17.3. Any complaints in relation with subscriptions, refunds and chargebacks for the Goods and Services, should be addressed to UAB “Kilo grupe” by contacting [email protected]
17.4. By submitting a complaint, the Client should clearly indicate that a complaint is submitted and specify the grounds and circumstances concerning the complaint. The relevant Company will send to the Client a complaint acknowledgement to the e-mail address from the complaint has been received. We will consider the complaint and respond to the Client within 14 calendar days since the day of receipt of a relevant complaint.
17.5. Client’s requests (complaints) shall be analysed by the Company free of charge.
17.6. If Company’s response to the Client’s complaint does not satisfy the Client or no answer has been provided thereto, the Client has the right to file claim with the regulatory institutions or courts.
18.1 No person other than the Client shall have any rights under these T&Cs.

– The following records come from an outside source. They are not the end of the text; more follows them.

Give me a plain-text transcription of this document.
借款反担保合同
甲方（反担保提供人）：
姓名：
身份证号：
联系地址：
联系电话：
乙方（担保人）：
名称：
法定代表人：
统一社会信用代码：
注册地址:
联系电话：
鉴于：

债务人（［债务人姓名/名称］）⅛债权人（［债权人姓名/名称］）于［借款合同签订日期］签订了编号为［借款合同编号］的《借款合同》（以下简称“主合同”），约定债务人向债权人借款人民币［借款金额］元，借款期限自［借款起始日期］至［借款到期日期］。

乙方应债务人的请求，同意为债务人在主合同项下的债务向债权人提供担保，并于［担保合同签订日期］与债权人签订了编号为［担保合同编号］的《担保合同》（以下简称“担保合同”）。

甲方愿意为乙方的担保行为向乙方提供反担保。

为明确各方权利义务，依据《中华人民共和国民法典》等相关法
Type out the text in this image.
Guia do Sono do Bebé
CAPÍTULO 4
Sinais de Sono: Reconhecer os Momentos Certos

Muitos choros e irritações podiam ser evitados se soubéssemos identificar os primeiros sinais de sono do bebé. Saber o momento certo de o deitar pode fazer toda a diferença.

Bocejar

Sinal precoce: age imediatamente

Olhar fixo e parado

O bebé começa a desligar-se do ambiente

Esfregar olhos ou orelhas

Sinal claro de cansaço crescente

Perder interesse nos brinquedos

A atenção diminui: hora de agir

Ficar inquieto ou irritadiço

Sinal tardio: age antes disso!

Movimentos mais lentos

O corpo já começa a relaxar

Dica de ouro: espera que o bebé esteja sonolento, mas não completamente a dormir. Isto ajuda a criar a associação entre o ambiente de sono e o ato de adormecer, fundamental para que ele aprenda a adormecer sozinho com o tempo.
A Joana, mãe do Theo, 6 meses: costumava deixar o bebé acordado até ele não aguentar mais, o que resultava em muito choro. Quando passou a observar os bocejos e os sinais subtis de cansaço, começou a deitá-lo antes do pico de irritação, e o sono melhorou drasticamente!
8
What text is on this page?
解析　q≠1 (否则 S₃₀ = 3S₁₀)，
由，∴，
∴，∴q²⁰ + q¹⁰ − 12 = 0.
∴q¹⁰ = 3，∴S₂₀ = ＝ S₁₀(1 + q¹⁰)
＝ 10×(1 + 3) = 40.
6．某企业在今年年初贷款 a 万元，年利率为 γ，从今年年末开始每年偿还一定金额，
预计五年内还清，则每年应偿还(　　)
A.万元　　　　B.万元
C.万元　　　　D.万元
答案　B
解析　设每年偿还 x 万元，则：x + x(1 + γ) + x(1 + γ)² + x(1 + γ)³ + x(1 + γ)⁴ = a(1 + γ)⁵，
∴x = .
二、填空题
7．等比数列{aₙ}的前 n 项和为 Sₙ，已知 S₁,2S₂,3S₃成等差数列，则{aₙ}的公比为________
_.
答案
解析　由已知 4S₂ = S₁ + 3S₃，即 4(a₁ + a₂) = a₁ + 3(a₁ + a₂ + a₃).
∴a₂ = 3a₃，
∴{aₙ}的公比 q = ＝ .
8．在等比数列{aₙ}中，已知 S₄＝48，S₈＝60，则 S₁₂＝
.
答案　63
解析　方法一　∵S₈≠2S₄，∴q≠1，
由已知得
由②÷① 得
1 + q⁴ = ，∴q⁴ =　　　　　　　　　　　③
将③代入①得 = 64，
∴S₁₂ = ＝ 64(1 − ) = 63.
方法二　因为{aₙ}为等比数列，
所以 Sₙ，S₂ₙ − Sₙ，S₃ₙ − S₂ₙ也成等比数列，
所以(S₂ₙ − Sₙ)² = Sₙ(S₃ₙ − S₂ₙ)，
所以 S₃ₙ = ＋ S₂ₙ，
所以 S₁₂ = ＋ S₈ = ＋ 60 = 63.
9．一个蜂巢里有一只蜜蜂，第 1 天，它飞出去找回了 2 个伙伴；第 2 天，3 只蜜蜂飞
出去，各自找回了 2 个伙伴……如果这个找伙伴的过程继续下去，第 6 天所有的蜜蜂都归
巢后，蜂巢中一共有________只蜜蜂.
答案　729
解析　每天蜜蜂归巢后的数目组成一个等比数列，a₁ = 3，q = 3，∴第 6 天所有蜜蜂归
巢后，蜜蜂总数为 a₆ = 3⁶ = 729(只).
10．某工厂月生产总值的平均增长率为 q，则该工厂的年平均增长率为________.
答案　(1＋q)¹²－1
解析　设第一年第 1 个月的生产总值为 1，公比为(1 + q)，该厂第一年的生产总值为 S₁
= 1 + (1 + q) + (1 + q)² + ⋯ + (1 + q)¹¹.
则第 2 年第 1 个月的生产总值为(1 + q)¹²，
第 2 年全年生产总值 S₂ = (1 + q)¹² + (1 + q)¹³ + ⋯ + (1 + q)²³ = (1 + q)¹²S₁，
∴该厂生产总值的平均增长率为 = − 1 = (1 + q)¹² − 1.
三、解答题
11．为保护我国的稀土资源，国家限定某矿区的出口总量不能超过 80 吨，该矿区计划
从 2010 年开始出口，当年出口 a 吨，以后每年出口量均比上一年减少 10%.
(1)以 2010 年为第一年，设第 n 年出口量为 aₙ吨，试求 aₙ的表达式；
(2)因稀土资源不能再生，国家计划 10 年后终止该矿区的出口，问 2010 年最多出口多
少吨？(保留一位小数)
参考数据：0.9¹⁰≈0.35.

18.2. Client may not assign any rights under the Agreement to any third party without the prior consent of the Company. The Company at its sole discretion may assign its rights and obligations under the Agreement in full or in part to any third party.
18.3. Any dispute under these T&Cs or otherwise in connection with the Services shall be brought to the courts of Lithuania, except where prohibited by the applicable laws.
18.4. If any part of these T&Cs is found by a court of competent jurisdiction to be invalid, unlawful or unenforceable then such part shall be severed from the remainder of the T&Cs, which shall continue to be valid and enforceable to the fullest extent permitted by law.